The best content formats will change over time, but at the moment positive results result from adding supporting quotes, citations, statistics and structured lists.

Don’t limit your content strategy to your own website, you need to get your brand talked about on the channels that AI Search uses to build up a picture of your brand. For example ChatGPT currently leans heavily into Reddit and Gemini makes extensive use of YouTube as supporting content sources.

This will change over time, so again its important to have continuous monitoring to be aware of the intersection between what your audience is asking, and what sources AI Search tools rely most on to provide responses.

Conclusion: Is GEO the same as SEO?

If you have worked in that field you will notice that a lot of the tactics for SEO are still applicable for GEO, so is GEO replacing SEO, do we need to think of them separately or are they actually the same thing?

Traditional search will continue to serve a purpose and will not disappear overnight so SEO is  definitely not dead - not least because AI search is, for now largely dependent on querying existing web search indices for up-to-date content and context. 

Does this mean that GEO is the same thing as SEO? Right now, I see it as different marketing for the same basic principles. However, the scope of AI Tools such as ChatGPT is widening from purely providing answers to taking actions (facilitating payments for example) and ensuring your brand and content is tightly integrated into this wider eco-system will require many additional considerations than traditional SEO.

Whats undeniable is that AI Search has made the mechanics more complex to understand, and this article should go some way to bring clarity and help you ask critical questions back to experts who claim to have ‘cracked it’.

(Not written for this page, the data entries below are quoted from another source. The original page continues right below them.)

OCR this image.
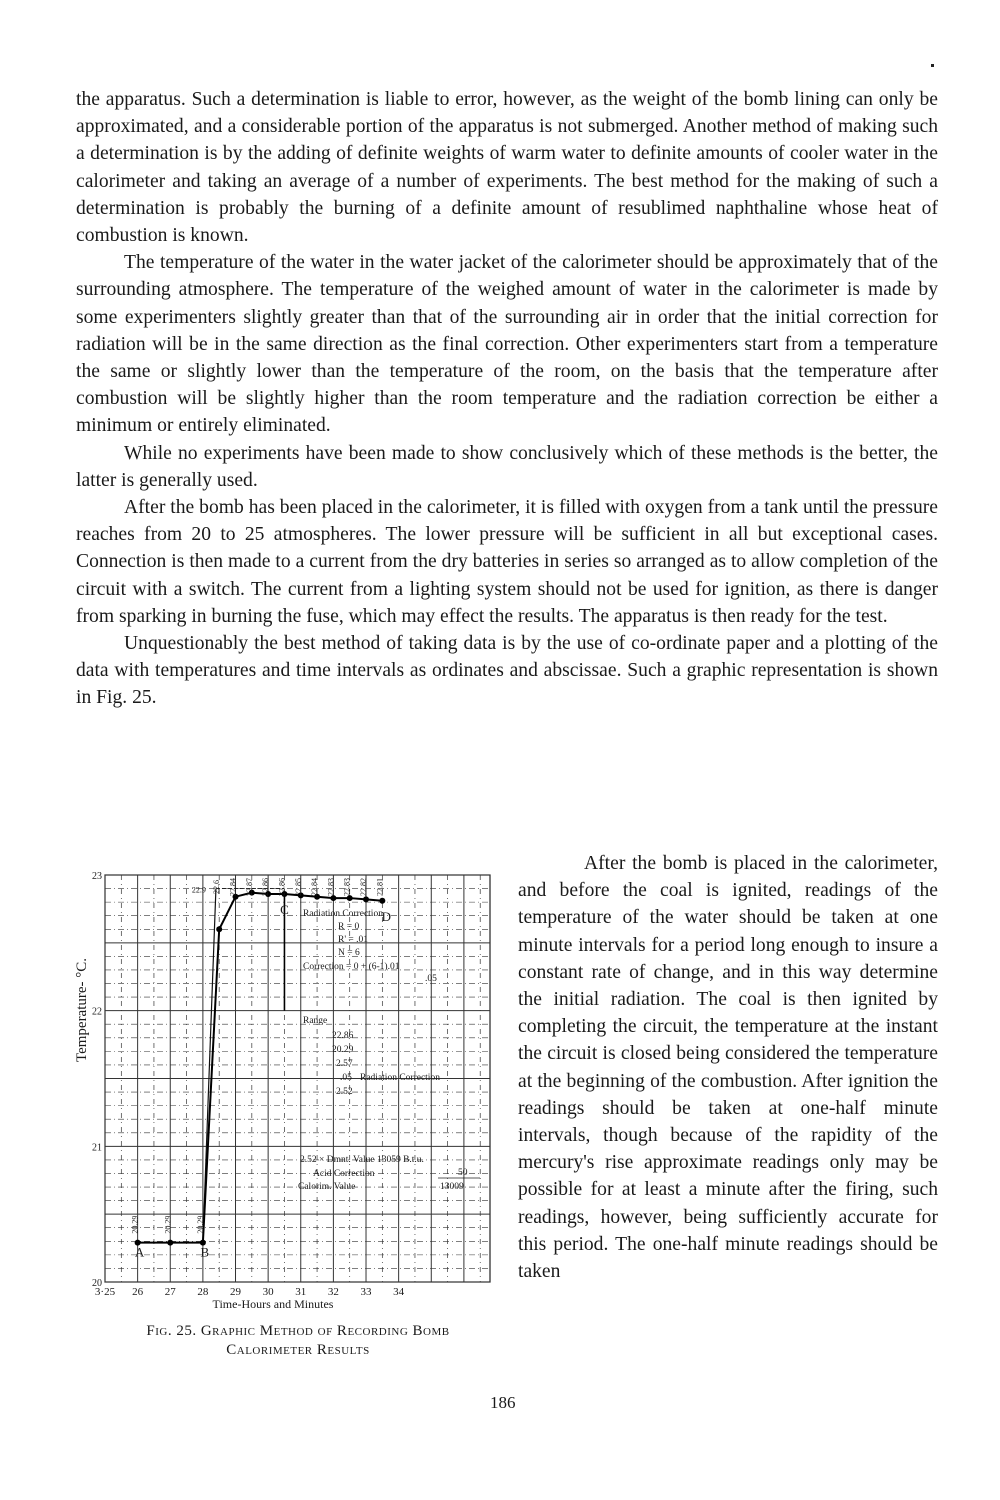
the apparatus. Such a determination is liable to error, however, as the weight of the bomb lining can only be approximated, and a considerable portion of the apparatus is not submerged. Another method of making such a determination is by the adding of definite weights of warm water to definite amounts of cooler water in the calorimeter and taking an average of a number of experiments. The best method for the making of such a determination is probably the burning of a definite amount of resublimed naphthaline whose heat of combustion is known.

The temperature of the water in the water jacket of the calorimeter should be approximately that of the surrounding atmosphere. The temperature of the weighed amount of water in the calorimeter is made by some experimenters slightly greater than that of the surrounding air in order that the initial correction for radiation will be in the same direction as the final correction. Other experimenters start from a temperature the same or slightly lower than the temperature of the room, on the basis that the temperature after combustion will be slightly higher than the room temperature and the radiation correction be either a minimum or entirely eliminated.

While no experiments have been made to show conclusively which of these methods is the better, the latter is generally used.

After the bomb has been placed in the calorimeter, it is filled with oxygen from a tank until the pressure reaches from 20 to 25 atmospheres. The lower pressure will be sufficient in all but exceptional cases. Connection is then made to a current from the dry batteries in series so arranged as to allow completion of the circuit with a switch. The current from a lighting system should not be used for ignition, as there is danger from sparking in burning the fuse, which may effect the results. The apparatus is then ready for the test.

Unquestionably the best method of taking data is by the use of co-ordinate paper and a plotting of the data with temperatures and time intervals as ordinates and abscissae. Such a graphic representation is shown in Fig. 25.

Temperature- °C.
Time-Hours and Minutes
3·25 26 27 28 29 30 31 32 33 34
20
21
22
23
Radiation Correction
R = 0
R' = .01
N = 6
Correction = 0 + (6-1).01
.05
Range
22.86
20.29
2.57
.05
2.52
Radiation Correction
2.52 × Dmnt. Value 13059 B.t.u.
Acid Correction
Calorim. Value
50
13009
22.9
20.29
A
20.29	20.29
B
22.6 22.84 22.87 22.86 22.86
C
22.85 22.84 22.83 22.83 22.82 22.81
D
Fig. 25. Graphic Method of Recording Bomb
Calorimeter Results

After the bomb is placed in the calorimeter, and before the coal is ignited, readings of the temperature of the water should be taken at one minute intervals for a period long enough to insure a constant rate of change, and in this way determine the initial radiation. The coal is then ignited by completing the circuit, the temperature at the instant the circuit is closed being considered the temperature at the beginning of the combustion. After ignition the readings should be taken at one-half minute intervals, though because of the rapidity of the mercury's rise approximate readings only may be possible for at least a minute after the firing, such readings, however, being sufficiently accurate for this period. The one-half minute readings should be taken

186
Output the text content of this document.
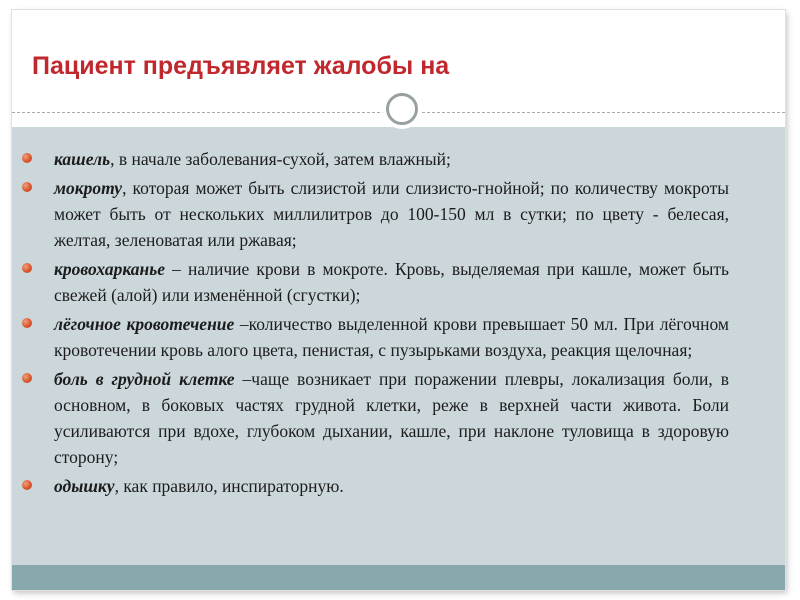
Пациент предъявляет жалобы на
кашель, в начале заболевания-сухой, затем влажный;
мокроту, которая может быть слизистой или слизисто-гнойной; по количеству мокроты может быть от нескольких миллилитров до 100-150 мл в сутки; по цвету - белесая, желтая, зеленоватая или ржавая;
кровохарканье – наличие крови в мокроте. Кровь, выделяемая при кашле, может быть свежей (алой) или изменённой (сгустки);
лёгочное кровотечение –количество выделенной крови превышает 50 мл. При лёгочном кровотечении кровь алого цвета, пенистая, с пузырьками воздуха, реакция щелочная;
боль в грудной клетке –чаще возникает при поражении плевры, локализация боли, в основном, в боковых частях грудной клетки, реже в верхней части живота. Боли усиливаются при вдохе, глубоком дыхании, кашле, при наклоне туловища в здоровую сторону;
одышку, как правило, инспираторную.
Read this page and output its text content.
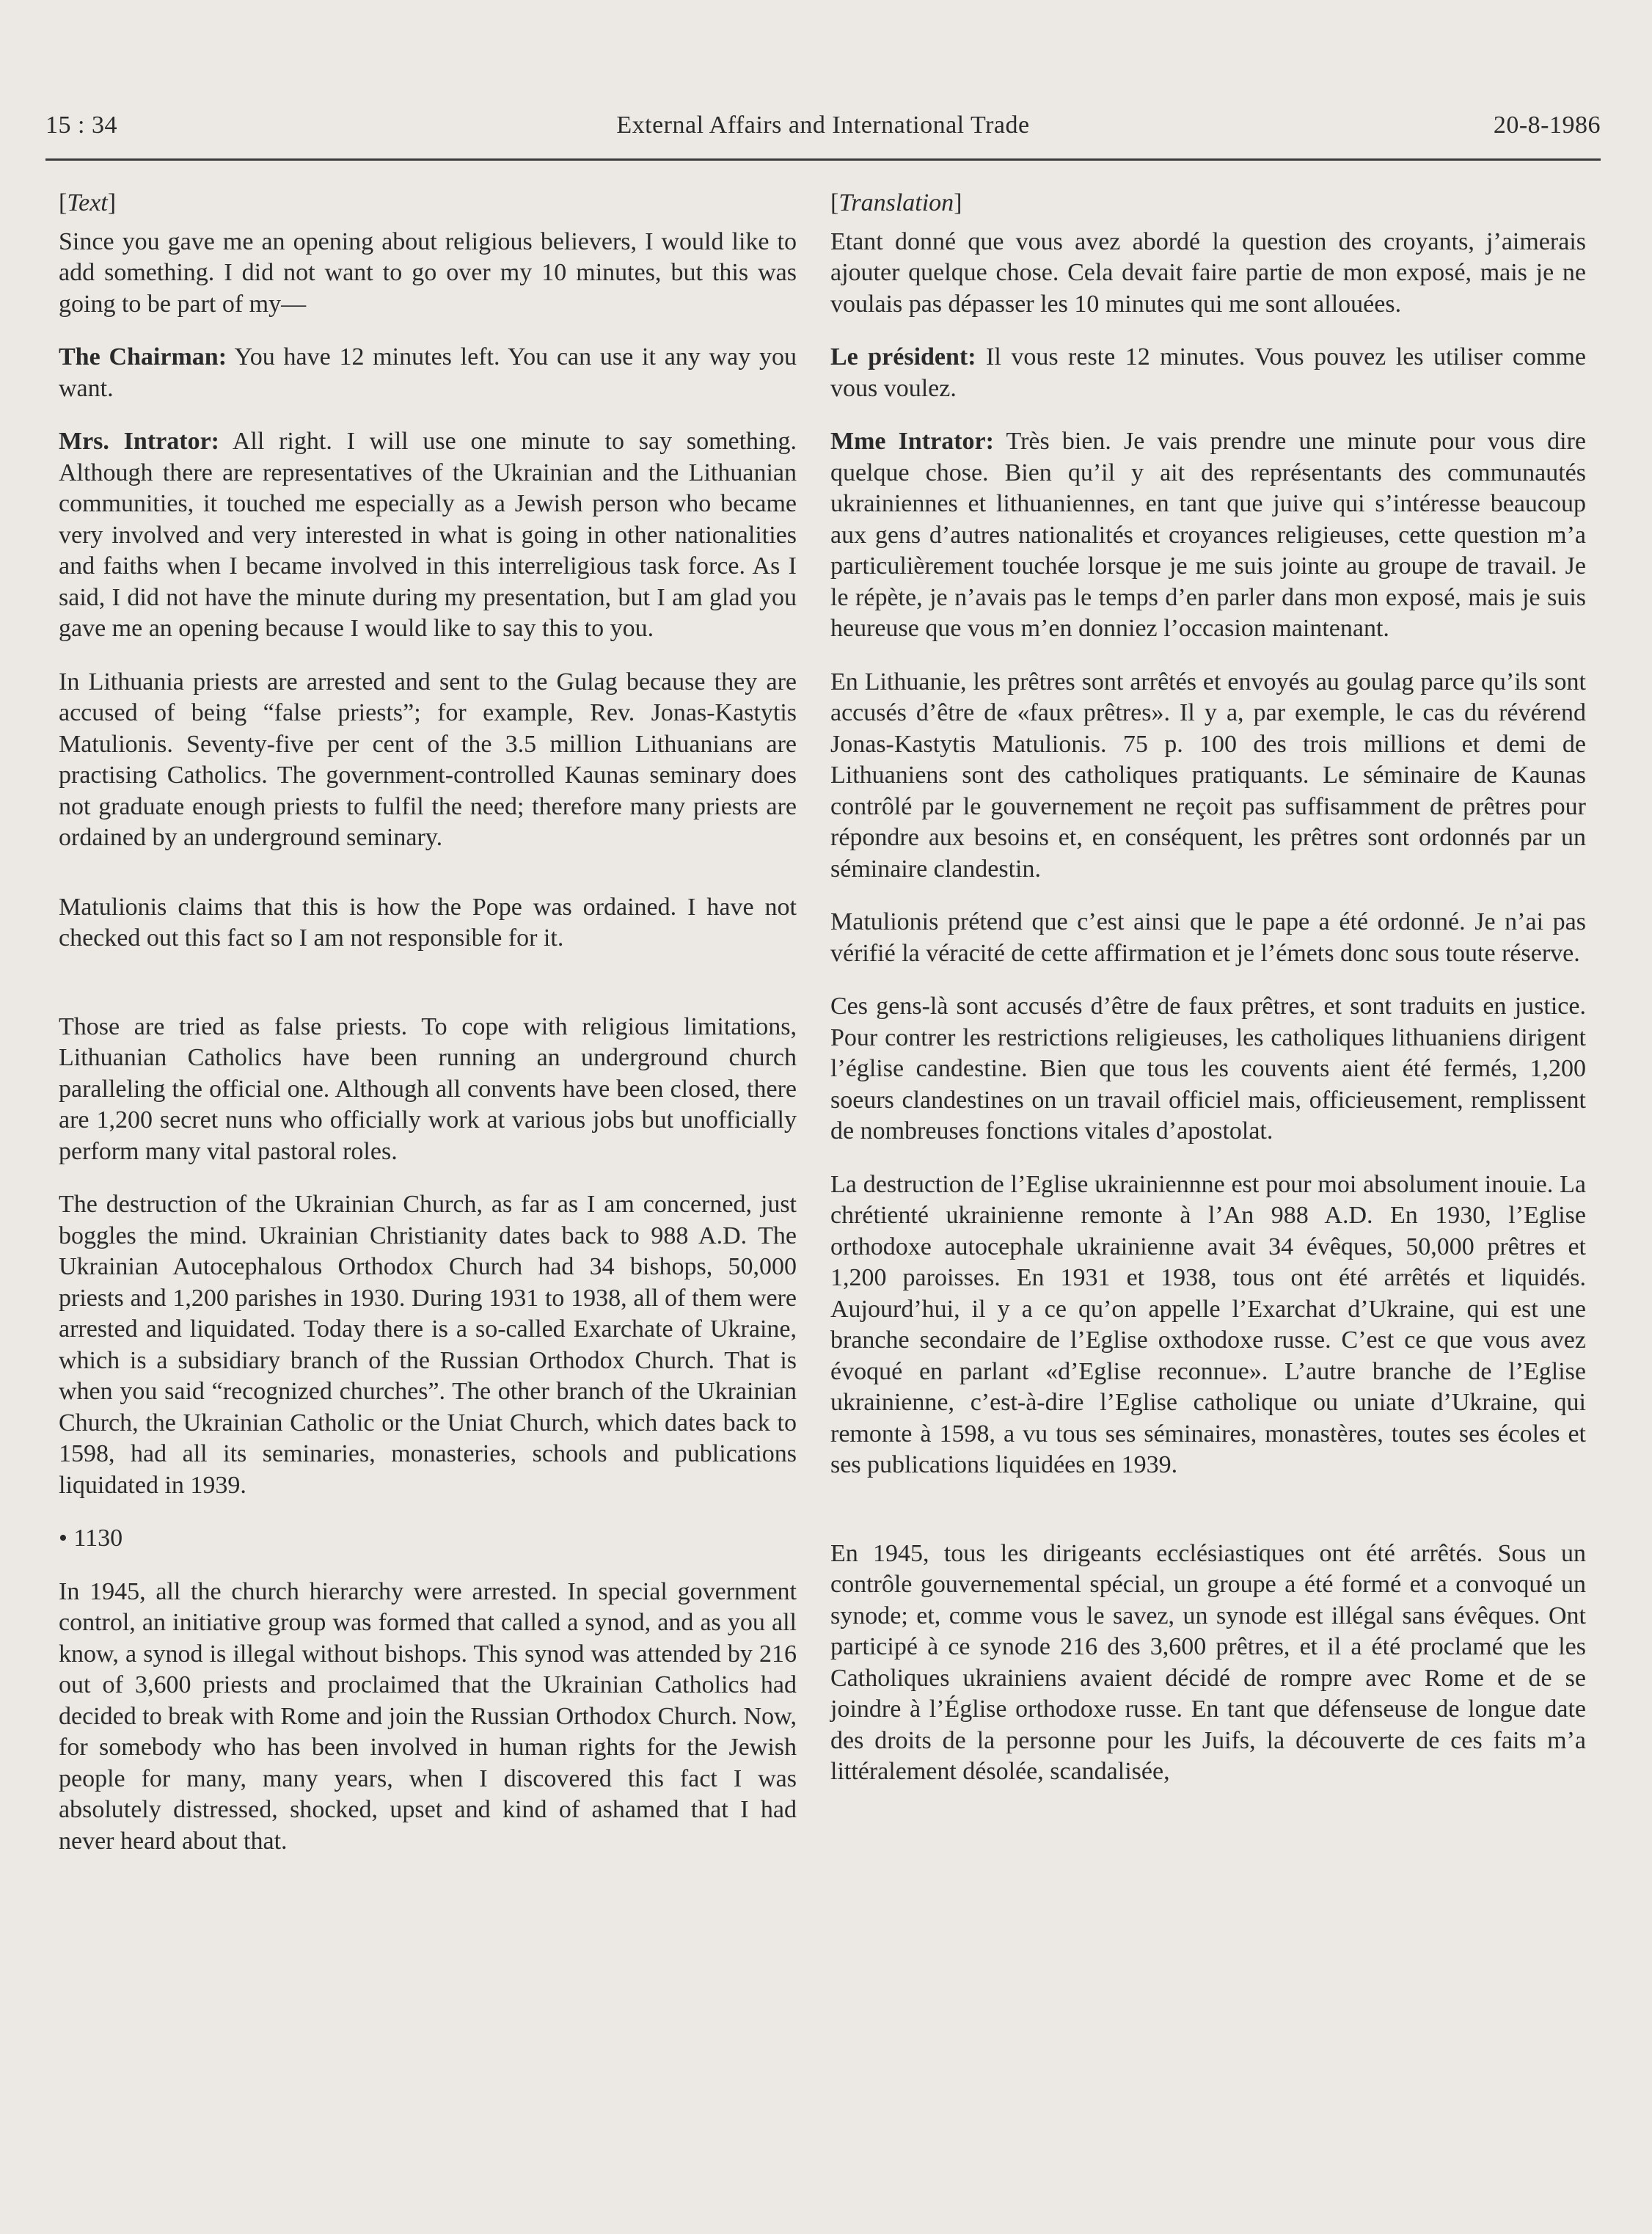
15 : 34	External Affairs and International Trade	20-8-1986

[Text]

Since you gave me an opening about religious believers, I would like to add something. I did not want to go over my 10 minutes, but this was going to be part of my—

The Chairman: You have 12 minutes left. You can use it any way you want.

Mrs. Intrator: All right. I will use one minute to say something. Although there are representatives of the Ukrainian and the Lithuanian communities, it touched me especially as a Jewish person who became very involved and very interested in what is going in other nationalities and faiths when I became involved in this interreligious task force. As I said, I did not have the minute during my presentation, but I am glad you gave me an opening because I would like to say this to you.

In Lithuania priests are arrested and sent to the Gulag because they are accused of being “false priests”; for example, Rev. Jonas-Kastytis Matulionis. Seventy-five per cent of the 3.5 million Lithuanians are practising Catholics. The government-controlled Kaunas seminary does not graduate enough priests to fulfil the need; therefore many priests are ordained by an underground seminary.

Matulionis claims that this is how the Pope was ordained. I have not checked out this fact so I am not responsible for it.

Those are tried as false priests. To cope with religious limitations, Lithuanian Catholics have been running an underground church paralleling the official one. Although all convents have been closed, there are 1,200 secret nuns who officially work at various jobs but unofficially perform many vital pastoral roles.

The destruction of the Ukrainian Church, as far as I am concerned, just boggles the mind. Ukrainian Christianity dates back to 988 A.D. The Ukrainian Autocephalous Orthodox Church had 34 bishops, 50,000 priests and 1,200 parishes in 1930. During 1931 to 1938, all of them were arrested and liquidated. Today there is a so-called Exarchate of Ukraine, which is a subsidiary branch of the Russian Orthodox Church. That is when you said “recognized churches”. The other branch of the Ukrainian Church, the Ukrainian Catholic or the Uniat Church, which dates back to 1598, had all its seminaries, monasteries, schools and publications liquidated in 1939.

• 1130

In 1945, all the church hierarchy were arrested. In special government control, an initiative group was formed that called a synod, and as you all know, a synod is illegal without bishops. This synod was attended by 216 out of 3,600 priests and proclaimed that the Ukrainian Catholics had decided to break with Rome and join the Russian Orthodox Church. Now, for somebody who has been involved in human rights for the Jewish people for many, many years, when I discovered this fact I was absolutely distressed, shocked, upset and kind of ashamed that I had never heard about that.

[Translation]

Etant donné que vous avez abordé la question des croyants, j’aimerais ajouter quelque chose. Cela devait faire partie de mon exposé, mais je ne voulais pas dépasser les 10 minutes qui me sont allouées.

Le président: Il vous reste 12 minutes. Vous pouvez les utiliser comme vous voulez.

Mme Intrator: Très bien. Je vais prendre une minute pour vous dire quelque chose. Bien qu’il y ait des représentants des communautés ukrainiennes et lithuaniennes, en tant que juive qui s’intéresse beaucoup aux gens d’autres nationalités et croyances religieuses, cette question m’a particulièrement touchée lorsque je me suis jointe au groupe de travail. Je le répète, je n’avais pas le temps d’en parler dans mon exposé, mais je suis heureuse que vous m’en donniez l’occasion maintenant.

En Lithuanie, les prêtres sont arrêtés et envoyés au goulag parce qu’ils sont accusés d’être de «faux prêtres». Il y a, par exemple, le cas du révérend Jonas-Kastytis Matulionis. 75 p. 100 des trois millions et demi de Lithuaniens sont des catholiques pratiquants. Le séminaire de Kaunas contrôlé par le gouvernement ne reçoit pas suffisamment de prêtres pour répondre aux besoins et, en conséquent, les prêtres sont ordonnés par un séminaire clandestin.

Matulionis prétend que c’est ainsi que le pape a été ordonné. Je n’ai pas vérifié la véracité de cette affirmation et je l’émets donc sous toute réserve.

Ces gens-là sont accusés d’être de faux prêtres, et sont traduits en justice. Pour contrer les restrictions religieuses, les catholiques lithuaniens dirigent l’église candestine. Bien que tous les couvents aient été fermés, 1,200 soeurs clandestines on un travail officiel mais, officieusement, remplissent de nombreuses fonctions vitales d’apostolat.

La destruction de l’Eglise ukrainiennne est pour moi absolument inouie. La chrétienté ukrainienne remonte à l’An 988 A.D. En 1930, l’Eglise orthodoxe autocephale ukrainienne avait 34 évêques, 50,000 prêtres et 1,200 paroisses. En 1931 et 1938, tous ont été arrêtés et liquidés. Aujourd’hui, il y a ce qu’on appelle l’Exarchat d’Ukraine, qui est une branche secondaire de l’Eglise oxthodoxe russe. C’est ce que vous avez évoqué en parlant «d’Eglise reconnue». L’autre branche de l’Eglise ukrainienne, c’est-à-dire l’Eglise catholique ou uniate d’Ukraine, qui remonte à 1598, a vu tous ses séminaires, monastères, toutes ses écoles et ses publications liquidées en 1939.

En 1945, tous les dirigeants ecclésiastiques ont été arrêtés. Sous un contrôle gouvernemental spécial, un groupe a été formé et a convoqué un synode; et, comme vous le savez, un synode est illégal sans évêques. Ont participé à ce synode 216 des 3,600 prêtres, et il a été proclamé que les Catholiques ukrainiens avaient décidé de rompre avec Rome et de se joindre à l’Église orthodoxe russe. En tant que défenseuse de longue date des droits de la personne pour les Juifs, la découverte de ces faits m’a littéralement désolée, scandalisée,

Regardless of what you call it, if content forms a key part of your business model, and your target audience would expect to interact with your brand through AI search you need to take SEO/GEO seriously and invest in updating your monitoring, tooling, technical readiness and content strategy.

Further Reading

There is a lot of information out there on this topic, and useful tools that can help you with analysis and monitoring. I have seen more conference talks, posts, articles and videos than its practical to share here, but here are a few well thought through resources, if you are interested to explore further:

Terminology

Heres a summary of the main AI Search terminology used in this article.

  • AI Search – Search driven through a conversational interface, and enhanced by artificial intelligence to understand intent, rank results, and provide more relevant or personalised responses.

  • Zero-click search – Search responses that answer queries directly on the results page, without needing a click-through to the source.

  • Search Engine Optimisation (SEO) – Optimising content and websites to rank higher in search engine results within tools like Google and Bing.

  • Answer Engine Optimisation (AEO): A predecessor to GEO - Optimising content to appear in direct answers provided by search engines (for example FAQ content shown directly as a snippet on Google search results).

  • Generative Engine Optimisation (GEO) – Optimising content to appear more prominently within AI Search responses within tools like ChatGPT, Claude, Perplexity and Gemini.

  • AI bot / AI crawler – Automated AI system that scans websites to index or analyse content for search, training data or insights.

  • Content Delivery Network (CDN) - A network of servers that act as local gatekeepers to your website. They improve page load speed by serving a cached version of your content from the closest location and often provide additional security features like blocking bots.

  • Query fan-out – The process of expanding a single search query into multiple related queries to improve coverage or results.

  • Large language model (LLM)– AI trained on vast text data to understand and generate human-like language.